The Partnership has also been lauded for its work to transform the Memphis riverfront including formerly-Confederate parks. In March 2019, visitors from across the country came together in Memphis to tour "The Fourth Bluff", an area that includes River Garden, Fourth Bluff Park, Cossitt Library and parts of the River Line Trail.

== Responsibilities ==

=== Parks ===

Memphis River Parks Partnership manages 12 city-owned parks along six miles of the Mississippi River. Notable parks managed by MRPP include Mud Island Park and Tom Lee Park. The northern parks form the River Line, a series of trails connecting Big River Crossing to the Wolf River Greenway.

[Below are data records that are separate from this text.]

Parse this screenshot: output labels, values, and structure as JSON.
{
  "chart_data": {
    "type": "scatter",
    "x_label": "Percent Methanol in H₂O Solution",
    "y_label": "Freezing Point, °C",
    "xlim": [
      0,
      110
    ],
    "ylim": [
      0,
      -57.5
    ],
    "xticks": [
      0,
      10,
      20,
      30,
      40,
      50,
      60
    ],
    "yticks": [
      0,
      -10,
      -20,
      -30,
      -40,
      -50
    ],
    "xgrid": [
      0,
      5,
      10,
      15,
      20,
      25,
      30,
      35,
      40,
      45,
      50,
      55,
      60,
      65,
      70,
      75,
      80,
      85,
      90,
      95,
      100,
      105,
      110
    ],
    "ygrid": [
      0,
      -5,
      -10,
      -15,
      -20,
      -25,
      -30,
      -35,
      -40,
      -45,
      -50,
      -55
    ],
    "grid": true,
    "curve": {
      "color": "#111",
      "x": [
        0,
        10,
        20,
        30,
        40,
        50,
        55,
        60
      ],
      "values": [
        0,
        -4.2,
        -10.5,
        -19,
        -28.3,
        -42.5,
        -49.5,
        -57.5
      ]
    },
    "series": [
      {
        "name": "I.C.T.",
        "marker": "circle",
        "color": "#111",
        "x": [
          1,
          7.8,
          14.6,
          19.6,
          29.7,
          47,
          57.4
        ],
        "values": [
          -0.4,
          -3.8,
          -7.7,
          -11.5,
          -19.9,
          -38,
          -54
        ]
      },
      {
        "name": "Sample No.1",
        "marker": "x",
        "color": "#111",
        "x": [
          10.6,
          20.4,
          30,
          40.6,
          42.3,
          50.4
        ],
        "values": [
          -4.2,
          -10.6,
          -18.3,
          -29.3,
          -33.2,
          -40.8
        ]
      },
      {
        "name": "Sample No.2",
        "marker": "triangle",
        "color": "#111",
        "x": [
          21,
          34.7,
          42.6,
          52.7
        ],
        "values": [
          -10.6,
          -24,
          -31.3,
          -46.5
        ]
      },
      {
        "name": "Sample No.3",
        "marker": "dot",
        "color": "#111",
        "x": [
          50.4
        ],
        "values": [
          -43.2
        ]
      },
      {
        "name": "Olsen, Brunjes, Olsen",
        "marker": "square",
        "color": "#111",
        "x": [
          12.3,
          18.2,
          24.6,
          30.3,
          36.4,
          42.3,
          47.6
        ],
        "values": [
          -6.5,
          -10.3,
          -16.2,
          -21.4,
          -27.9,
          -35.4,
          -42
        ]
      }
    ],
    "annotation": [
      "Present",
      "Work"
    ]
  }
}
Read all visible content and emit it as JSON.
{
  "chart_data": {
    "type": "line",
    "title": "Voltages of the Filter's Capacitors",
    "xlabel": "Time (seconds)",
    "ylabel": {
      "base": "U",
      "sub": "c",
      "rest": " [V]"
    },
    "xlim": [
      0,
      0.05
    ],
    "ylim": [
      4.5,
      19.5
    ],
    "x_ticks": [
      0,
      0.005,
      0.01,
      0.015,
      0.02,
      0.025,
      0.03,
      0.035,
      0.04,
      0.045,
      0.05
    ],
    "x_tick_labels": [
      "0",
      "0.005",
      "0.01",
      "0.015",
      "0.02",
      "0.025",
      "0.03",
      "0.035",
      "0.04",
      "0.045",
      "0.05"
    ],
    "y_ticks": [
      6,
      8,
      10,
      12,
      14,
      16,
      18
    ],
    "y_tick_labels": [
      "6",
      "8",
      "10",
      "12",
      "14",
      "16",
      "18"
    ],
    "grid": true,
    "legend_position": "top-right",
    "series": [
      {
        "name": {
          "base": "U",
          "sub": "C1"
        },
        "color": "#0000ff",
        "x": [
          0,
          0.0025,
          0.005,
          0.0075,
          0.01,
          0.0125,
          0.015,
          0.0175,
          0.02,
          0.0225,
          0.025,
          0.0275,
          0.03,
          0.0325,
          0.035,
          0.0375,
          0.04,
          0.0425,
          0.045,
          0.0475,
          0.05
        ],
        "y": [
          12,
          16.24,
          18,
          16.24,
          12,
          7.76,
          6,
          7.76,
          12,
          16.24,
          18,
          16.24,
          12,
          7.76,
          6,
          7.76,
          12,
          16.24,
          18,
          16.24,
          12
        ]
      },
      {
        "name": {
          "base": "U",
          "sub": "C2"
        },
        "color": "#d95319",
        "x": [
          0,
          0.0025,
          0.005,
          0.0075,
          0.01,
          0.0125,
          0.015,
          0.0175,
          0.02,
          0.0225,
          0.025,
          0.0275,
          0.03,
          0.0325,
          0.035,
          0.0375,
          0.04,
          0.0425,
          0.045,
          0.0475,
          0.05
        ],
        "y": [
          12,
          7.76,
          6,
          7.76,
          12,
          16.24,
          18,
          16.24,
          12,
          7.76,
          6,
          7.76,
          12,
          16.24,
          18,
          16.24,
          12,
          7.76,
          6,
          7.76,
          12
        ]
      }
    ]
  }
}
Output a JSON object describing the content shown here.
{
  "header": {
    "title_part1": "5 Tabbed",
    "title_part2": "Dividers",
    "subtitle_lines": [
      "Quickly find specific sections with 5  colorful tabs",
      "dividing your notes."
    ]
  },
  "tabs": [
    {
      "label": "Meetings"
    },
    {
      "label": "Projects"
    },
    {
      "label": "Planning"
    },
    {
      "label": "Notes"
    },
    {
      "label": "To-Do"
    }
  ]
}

==== Fourth Bluff Park ====
Fourth Bluff was the second park to be transformed by the Partnership in 2019. It has hosted various art installations including the Peace Project, the work of artists from South Memphis as well as a temporary installation of public art by artists Hank Willis Thomas. The park has become a popular civic gathering space and is the home of the Memphis Grizzlies official playoff watch parties bringing crowds of thousands of Memphians together to celebrate atop what was once home to a Confederate statue. The Partnership's work in reactivating public space after removing Confederate monuments has been promoted as an example for other cities struggling to animate places that once held Confederate monuments.

=== Events ===
Memphis River Parks Partnership hosts several events and activities. Since 2024, it has hosted the Riverbeat Music Festival and SmokeSlam BBQ competition in Tom Lee Park, replacing the long running Memphis in May festival which was previously located there.